Lodi, 17 settembre 2026 – Sono 528 le persone residenti in provincia di Lodi che hanno firmato per «Liberi Subito», la proposta di legge regionale di iniziativa popolare sul fine vita promossa dall’Associazione Luca Coscioni e depositata oggi in Consiglio regionale della Lombardia con 17.384 firme complessive.
In provincia sono state raccolte 504 firme, attraverso cinque tavoli. Sono rappresentati 40 Comuni su 60, pari al 67% del territorio provinciale.
La campagna ha raccolto l’adesione di Giovani Democratici Lodi, Movimento 5 Stelle Lodi e Partito Democratico Lodi. Tra gli amministratori e rappresentanti istituzionali che hanno sostenuto l’iniziativa figurano Stefano Caserini, Manuela Minojetti, Simona Bernasconi, Silvana Cesani, Federica Colizzi, Lorenzo Maggi, Alessandro Martino, Tommaso Premoli, Gianfranca Santantonio, Maria Cristina Baggi, Ernestina Lomi Signoroni, Ivano Mariconti, Michele Merola, Barbara Onofri, Luciana Tonarelli, Mattea Valendino, Valentina Barzotti e Laura Tagliaferri.
La proposta di legge, nel pieno rispetto delle competenze regionali e in ottemperanza a quanto previsto dalla sentenza 242/2019 della Corte costituzionale, non modifica i diritti stabiliti dalla Consulta, ma disciplina l’organizzazione del Servizio sanitario regionale, definendo procedure senza ingiustificati ritardi per la verifica delle condizioni delle persone che chiedono di accedere all’aiuto medico alla morte volontaria.

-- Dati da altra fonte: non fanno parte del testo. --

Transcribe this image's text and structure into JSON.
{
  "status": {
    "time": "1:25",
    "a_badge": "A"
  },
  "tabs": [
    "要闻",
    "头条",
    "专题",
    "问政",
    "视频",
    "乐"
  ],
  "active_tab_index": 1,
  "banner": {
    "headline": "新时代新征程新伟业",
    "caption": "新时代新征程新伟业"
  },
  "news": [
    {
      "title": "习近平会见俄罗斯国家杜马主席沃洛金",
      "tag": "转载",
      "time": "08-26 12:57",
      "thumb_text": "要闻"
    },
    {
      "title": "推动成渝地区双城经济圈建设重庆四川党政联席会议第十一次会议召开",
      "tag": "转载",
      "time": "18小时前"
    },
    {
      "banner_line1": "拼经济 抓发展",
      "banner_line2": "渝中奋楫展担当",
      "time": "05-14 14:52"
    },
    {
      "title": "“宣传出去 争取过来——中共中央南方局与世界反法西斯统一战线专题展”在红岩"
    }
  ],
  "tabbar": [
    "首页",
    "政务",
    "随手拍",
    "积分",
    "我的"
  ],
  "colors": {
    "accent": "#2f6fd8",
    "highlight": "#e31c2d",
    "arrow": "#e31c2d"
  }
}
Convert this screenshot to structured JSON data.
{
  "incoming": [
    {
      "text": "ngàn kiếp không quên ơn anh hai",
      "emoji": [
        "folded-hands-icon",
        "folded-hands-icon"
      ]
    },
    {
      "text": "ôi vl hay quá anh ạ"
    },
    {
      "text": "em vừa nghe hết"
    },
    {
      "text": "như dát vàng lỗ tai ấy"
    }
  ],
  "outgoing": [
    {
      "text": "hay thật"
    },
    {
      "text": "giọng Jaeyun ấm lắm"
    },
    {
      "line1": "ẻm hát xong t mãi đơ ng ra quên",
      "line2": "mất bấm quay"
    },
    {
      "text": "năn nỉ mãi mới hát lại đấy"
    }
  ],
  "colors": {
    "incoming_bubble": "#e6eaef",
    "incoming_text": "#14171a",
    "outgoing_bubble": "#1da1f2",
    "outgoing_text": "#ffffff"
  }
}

In Lombardia erano state già raccolte e depositate 8.181 firme a gennaio 2024. A novembre dello stesso anno, però, la proposta era stata bloccata in Aula con l’approvazione di una questione pregiudiziale di costituzionalità, sulla base dell’idea che la materia fosse di competenza esclusiva dello Stato. La sentenza 204 del 2025 della Corte costituzionale, sull’analoga legge toscana, ha poi chiarito che le Regioni possono intervenire sul piano organizzativo per rendere effettivi i diritti già riconosciuti dalla Consulta. Nel 2026 l’Associazione Luca Coscioni ha quindi avviato una nuova raccolta firme per presentare una nuova proposta di legge in Regione, sulla scorta delle più recenti indicazioni della Corte.
A nome dell’Associazione Luca Coscioni e del Comitato promotore della legge «Liberi Subito» in Lombardia, Cristiana Zerosi e Marco Cappato dichiarano:
«Dalle 17.000 persone che hanno firmato arriva un aiuto importante al Consiglio regionale della Lombardia per affrontare finalmente un tema che è presente nella società, ma che spaventa i partiti. Nel dare atto alla Giunta Fontana e all’Assessore Bertolaso di essersi assunti la responsabilità di fornire risposte ai malati e indicazioni chiare alle aziende sanitarie, riteniamo fondamentale stabilire norme che non dipendano dall’apertura e sensibilità di chi attualmente governa la Lombardia, ma divengano un patrimonio stabile di regole chiare e condivise, a beneficio e garanzia sia delle persone che soffrono che dei medici e operatori sanitari.
Essendo stata confermata dalla Corte costituzionale la piena competenza delle Regioni nell’organizzazione sanitaria dell’aiuto medico alla morte volontaria, ci auguriamo che pretesti e alibi, che avevano portato a una prima dichiarazione di incompetenza da parte del Consiglio regionale, siano ormai venuti a cadere e si possa procedere a un dibattito e a una decisione libera da pregiudizi e ostruzionismi».
I prossimi passaggi per arrivare alla discussione della legge in Lombardia prevedono:
- Parere di ammissibilità del testo da parte dell’Ufficio di Presidenza, entro 15 giorni dal deposito della proposta, prorogabili di 10 giorni.
- Qualora la proposta sia dichiarata ammissibile, il Presidente del Consiglio regionale ne dispone l’assegnazione alla commissione consiliare competente.
- Al termine dell’esame in Commissione, assegnazione all’Aula per la discussione e il voto, in ogni caso — anche qualora l’esame in Commissione non sia terminato — entro 9 mesi dall’assegnazione della proposta alla commissione competente.